Yeni işletme anlayışında, hükûmetler yerine şirketlerin fark yaratması daha kolay, bugünün dünyasında. Silahlı şiddet, iklim değişikliği, gelir eşitsizliği, mülteci sorunu, ırkçılık gibi konularda şirketler duruşunu seçmeli.

Son olarak anti CEO kitabının temelinde hesap verebilirlik var. Şu andaki kitaba göre CEO’lar yalnızca yönetim kurullarına sorumludur. Benim düşüncem ise CEO’lar tüketicilere karşı sorumlu olmalı. Chobani’nin ilk yıllarında, yoğurt kaplarının üstündeki 800’lü numara benim telefon numaramdı.
(Kahkahalar)
Tüm aramalar doğrudan bana geliyordu. Aramalara ben yanıt veriyordum.  Bazen duyduklarım doğrultusunda değişiklikler yapıyordum çünkü güç tüketicinin elinde. Şirketlerin var olmasının sebebi de bu. Tüketiciler olarak her biriniz bir şeyleri değiştirme gücüne sahipsiniz. Markaları ve şirketleri beğenmiyorsanız, işleyişlerinden hoşnut değilseniz onları cezalandırabilirsiniz. Doğru yaptıklarına inanıyorsanız da onları ödüllendirebilirsiniz. Günün sonunda bu sorumlulukların tümü bize ait.
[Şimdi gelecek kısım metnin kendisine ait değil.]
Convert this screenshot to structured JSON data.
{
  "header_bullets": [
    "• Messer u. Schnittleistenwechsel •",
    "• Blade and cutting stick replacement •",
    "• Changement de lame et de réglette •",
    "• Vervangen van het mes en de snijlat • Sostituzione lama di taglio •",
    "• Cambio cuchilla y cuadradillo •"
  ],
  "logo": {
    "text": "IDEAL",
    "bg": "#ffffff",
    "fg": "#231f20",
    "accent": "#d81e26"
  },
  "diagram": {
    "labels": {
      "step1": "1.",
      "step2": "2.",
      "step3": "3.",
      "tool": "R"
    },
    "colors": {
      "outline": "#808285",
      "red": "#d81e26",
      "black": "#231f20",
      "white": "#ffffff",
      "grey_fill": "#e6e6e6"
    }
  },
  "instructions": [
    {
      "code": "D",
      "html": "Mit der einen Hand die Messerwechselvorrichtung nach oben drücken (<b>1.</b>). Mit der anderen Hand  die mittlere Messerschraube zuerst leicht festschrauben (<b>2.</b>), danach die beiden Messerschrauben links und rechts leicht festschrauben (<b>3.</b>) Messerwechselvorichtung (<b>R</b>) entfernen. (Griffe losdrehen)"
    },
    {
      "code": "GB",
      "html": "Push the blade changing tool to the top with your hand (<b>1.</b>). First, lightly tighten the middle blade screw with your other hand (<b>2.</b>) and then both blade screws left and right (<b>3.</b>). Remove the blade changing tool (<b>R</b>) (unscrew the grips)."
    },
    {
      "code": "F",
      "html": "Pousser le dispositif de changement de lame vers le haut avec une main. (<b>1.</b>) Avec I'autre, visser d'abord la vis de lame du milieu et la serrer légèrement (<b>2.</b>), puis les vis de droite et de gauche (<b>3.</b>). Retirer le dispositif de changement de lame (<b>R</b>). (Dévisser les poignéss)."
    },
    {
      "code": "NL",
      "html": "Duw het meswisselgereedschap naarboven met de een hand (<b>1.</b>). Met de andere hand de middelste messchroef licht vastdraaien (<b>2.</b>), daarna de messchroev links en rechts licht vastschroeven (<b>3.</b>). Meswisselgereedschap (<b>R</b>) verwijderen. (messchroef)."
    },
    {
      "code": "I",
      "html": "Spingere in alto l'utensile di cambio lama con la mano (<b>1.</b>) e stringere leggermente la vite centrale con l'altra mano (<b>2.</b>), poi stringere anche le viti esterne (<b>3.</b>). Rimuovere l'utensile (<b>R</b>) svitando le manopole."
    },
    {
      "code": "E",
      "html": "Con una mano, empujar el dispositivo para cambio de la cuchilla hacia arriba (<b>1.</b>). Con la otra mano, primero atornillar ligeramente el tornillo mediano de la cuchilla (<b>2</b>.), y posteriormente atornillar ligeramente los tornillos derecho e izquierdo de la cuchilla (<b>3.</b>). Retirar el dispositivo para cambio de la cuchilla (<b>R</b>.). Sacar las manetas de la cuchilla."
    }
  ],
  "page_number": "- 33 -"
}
Kardeşlerim, Dünyadaki tüm topluluklarda,  dışarıda bırakılan ve geride kalan kişiler ve yerler var. Ancak ruhları hâlâ güçlü. Tek istedikleri bir şans daha, onlara bir şans daha verecek kişileri bekliyorlar, aynı şeyleri tekrar inşa etmek yerine daha iyisini yapacak kişileri bekliyorlar. Yatırımın getirisi ile  iyilikseverliğin getirisi arasındaki fark bu. Azami kâr ile gerçek zenginlik arasındaki fark bu. New York’un kuzeyindeki küçük bir kasaba veya Idaho’da bunlar yapılabiliyorsa dünyadaki her şehirde, kasabada, köyde de yapılabilir.
Zaman duvar inşa etme zamanı değil, zaman duvarları boyama zamanı. Renk seçimini size bırakıyorum.